As to issues 1 and 2, about contract duties, there are triable issues, including whether Plaintiff sent email inaccurately minimalizing drastic contract modifications, thereby causing Defendant’s reasonable reliance on the email instead of reading the changed, highlighted contract provisions  (e.g., Plaintiff’s decl., verses Defendant PEJMAN SHIRAZI, M.D. decl., ¶¶ 7 - 12).

Reasonable reliance on the other contracting party’s misrepresentations, resulting in the failure to read a full agreement before signing, can be fraud in the execution, permitting avoidance of unread contract provisions.  E.g.,  Metters v. Ralphs Grocery Co. (2008) 161 Cal.App.4th 696, 702.

With regard to issue 3, concerning likeness misappropriation, there are triable issues, such as whether Plaintiff indicated consent to use of his information in marketing material describing the physicians working for the corporation  (e.g., Christine Barretto decl., ¶¶ 6 - 9). 

Moreover, issue 3 is procedurally disallowed, because, as worded and proved, it leaves unresolved the issue of damages for the claim. 

A plaintiff cannot obtain summary adjudication as to liability, while leaving the amount of damages to be determined later.  Paramount Petroleum Corp. v.
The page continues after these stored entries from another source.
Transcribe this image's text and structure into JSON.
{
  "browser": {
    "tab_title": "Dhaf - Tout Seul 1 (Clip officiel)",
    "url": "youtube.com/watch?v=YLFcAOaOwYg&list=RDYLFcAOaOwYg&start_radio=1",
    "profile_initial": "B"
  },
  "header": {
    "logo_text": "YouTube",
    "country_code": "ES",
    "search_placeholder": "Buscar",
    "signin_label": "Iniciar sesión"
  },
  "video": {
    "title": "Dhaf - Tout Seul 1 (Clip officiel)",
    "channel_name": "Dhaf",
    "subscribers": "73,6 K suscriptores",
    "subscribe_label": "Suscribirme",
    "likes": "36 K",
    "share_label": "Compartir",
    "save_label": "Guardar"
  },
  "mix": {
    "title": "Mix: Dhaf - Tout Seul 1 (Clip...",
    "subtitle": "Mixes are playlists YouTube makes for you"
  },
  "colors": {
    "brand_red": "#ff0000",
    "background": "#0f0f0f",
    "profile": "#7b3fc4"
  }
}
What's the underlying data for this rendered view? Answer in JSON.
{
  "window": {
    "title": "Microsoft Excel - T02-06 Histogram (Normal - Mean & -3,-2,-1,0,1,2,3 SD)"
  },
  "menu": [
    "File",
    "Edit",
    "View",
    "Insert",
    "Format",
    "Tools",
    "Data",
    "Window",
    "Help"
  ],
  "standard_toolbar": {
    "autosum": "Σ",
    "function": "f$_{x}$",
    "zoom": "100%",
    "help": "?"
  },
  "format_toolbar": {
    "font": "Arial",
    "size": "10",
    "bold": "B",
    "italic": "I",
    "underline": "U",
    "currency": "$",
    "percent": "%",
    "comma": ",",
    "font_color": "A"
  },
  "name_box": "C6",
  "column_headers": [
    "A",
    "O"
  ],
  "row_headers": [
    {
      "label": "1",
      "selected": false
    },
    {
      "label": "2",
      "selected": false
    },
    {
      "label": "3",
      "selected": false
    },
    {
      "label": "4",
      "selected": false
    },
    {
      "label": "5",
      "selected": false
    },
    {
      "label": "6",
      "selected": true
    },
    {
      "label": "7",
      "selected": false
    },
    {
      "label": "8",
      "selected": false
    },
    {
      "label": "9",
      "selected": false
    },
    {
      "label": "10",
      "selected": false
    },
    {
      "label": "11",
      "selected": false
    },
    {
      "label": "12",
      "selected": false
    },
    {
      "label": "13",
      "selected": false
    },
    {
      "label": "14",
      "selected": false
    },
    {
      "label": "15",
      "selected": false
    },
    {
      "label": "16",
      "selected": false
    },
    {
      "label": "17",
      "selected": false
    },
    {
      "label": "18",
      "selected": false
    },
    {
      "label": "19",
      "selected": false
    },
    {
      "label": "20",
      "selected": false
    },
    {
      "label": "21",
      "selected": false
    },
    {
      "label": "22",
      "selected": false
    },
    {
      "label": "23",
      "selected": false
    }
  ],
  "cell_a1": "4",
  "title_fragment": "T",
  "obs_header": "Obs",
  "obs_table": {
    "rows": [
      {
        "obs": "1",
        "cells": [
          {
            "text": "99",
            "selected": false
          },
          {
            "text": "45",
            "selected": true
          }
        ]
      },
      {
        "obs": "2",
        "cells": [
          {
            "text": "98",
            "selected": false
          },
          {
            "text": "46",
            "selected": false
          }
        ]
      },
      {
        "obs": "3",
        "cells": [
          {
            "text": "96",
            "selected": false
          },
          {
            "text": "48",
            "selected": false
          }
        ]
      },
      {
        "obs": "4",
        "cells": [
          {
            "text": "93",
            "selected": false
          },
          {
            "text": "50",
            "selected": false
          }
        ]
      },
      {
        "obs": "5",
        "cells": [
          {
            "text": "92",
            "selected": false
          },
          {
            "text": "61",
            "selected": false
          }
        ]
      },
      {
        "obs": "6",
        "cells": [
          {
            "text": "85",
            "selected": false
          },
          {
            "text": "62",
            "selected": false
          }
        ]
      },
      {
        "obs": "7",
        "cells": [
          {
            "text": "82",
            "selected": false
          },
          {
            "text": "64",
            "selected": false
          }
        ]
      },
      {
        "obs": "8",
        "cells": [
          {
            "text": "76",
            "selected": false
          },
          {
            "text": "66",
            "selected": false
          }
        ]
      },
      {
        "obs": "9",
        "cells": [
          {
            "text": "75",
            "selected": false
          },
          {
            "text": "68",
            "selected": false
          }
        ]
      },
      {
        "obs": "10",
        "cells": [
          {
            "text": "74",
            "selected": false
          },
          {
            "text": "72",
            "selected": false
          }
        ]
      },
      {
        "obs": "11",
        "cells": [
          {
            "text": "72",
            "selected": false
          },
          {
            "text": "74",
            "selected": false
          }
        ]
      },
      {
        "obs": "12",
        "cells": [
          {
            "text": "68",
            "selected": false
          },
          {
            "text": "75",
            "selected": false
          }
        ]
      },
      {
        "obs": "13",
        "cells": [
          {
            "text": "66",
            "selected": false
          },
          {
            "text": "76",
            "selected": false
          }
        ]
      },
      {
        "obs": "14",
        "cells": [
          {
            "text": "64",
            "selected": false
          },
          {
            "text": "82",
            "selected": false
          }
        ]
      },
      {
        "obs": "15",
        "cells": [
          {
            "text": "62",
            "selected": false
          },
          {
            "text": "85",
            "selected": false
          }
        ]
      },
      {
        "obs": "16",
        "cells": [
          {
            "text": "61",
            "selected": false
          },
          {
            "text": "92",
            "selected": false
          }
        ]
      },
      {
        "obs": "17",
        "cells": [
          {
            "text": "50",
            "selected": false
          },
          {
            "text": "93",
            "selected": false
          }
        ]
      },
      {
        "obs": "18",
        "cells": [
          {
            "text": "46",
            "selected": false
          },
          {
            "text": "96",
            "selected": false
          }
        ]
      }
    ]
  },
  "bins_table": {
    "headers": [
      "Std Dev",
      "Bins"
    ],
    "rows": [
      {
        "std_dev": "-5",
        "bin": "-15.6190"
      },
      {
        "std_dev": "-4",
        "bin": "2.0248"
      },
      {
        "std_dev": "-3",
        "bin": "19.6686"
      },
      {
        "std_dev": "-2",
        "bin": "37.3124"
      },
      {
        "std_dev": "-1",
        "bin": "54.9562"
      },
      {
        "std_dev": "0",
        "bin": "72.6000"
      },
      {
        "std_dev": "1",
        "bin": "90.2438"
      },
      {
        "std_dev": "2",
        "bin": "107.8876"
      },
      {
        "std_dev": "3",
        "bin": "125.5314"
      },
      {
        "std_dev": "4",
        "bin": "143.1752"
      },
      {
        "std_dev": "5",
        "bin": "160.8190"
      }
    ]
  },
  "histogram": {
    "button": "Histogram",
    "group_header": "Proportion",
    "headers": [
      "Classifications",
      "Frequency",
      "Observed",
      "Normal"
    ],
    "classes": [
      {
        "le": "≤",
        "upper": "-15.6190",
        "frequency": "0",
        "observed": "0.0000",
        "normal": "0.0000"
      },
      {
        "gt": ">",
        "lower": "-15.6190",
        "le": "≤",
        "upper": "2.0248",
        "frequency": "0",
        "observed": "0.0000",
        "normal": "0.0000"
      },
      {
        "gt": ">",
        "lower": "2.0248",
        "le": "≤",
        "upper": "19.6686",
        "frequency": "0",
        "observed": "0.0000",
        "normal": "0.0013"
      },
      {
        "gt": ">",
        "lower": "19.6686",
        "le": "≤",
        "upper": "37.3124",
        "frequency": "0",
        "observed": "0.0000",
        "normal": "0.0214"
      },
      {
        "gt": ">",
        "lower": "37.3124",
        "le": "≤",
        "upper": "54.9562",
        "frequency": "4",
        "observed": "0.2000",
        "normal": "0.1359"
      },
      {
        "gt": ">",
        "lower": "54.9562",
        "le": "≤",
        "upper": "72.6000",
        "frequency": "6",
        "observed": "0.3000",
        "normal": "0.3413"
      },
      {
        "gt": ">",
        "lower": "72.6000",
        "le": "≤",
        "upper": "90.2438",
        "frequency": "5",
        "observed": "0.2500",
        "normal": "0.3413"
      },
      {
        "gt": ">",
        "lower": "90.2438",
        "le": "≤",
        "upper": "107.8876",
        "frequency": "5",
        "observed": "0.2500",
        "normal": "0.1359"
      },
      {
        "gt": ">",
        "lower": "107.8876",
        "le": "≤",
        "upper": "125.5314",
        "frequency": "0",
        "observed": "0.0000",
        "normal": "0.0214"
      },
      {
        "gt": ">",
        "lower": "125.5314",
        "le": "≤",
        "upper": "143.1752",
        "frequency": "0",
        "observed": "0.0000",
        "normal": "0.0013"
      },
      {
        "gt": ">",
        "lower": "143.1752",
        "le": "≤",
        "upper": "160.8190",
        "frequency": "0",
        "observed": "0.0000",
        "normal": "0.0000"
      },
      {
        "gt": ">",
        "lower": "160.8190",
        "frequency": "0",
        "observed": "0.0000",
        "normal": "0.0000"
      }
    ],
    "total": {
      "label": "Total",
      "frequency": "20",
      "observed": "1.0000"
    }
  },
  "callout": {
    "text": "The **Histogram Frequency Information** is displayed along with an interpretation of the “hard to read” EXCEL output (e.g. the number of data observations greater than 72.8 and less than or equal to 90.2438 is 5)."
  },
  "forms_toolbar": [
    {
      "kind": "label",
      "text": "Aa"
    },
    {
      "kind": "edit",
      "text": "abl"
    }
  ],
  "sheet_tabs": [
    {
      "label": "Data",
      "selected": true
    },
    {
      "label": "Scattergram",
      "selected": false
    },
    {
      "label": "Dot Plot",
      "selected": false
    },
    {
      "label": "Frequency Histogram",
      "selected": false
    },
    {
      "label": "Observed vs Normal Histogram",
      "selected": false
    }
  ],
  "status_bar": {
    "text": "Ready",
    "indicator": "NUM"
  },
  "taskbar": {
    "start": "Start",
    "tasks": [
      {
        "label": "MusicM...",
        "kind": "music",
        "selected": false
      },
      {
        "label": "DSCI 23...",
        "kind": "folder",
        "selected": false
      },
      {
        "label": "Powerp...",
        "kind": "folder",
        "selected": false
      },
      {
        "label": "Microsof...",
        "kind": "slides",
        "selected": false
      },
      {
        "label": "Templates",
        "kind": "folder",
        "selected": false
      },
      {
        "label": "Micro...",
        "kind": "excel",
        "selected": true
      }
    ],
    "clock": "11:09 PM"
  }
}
Sup. Ct. (2014) 227 Cal.App.4th 226, 241.  See also  CCP §437c(s)(1).   Misappropriation claims involve damages.  E.g.,  Kirby v. Sega of America, Inc. (2006) 144 Cal. App. 4th 47, 55; Montana v. San Jose Mercury News (1995) 34 Cal. App. 4th 790, 793;  Civ. C. §3344.

Finally, the Court overrules opposing evidentiary objections to paragraphs 7 and 11 of Plaintiff’s declaration, and sustained as to paragraph 10.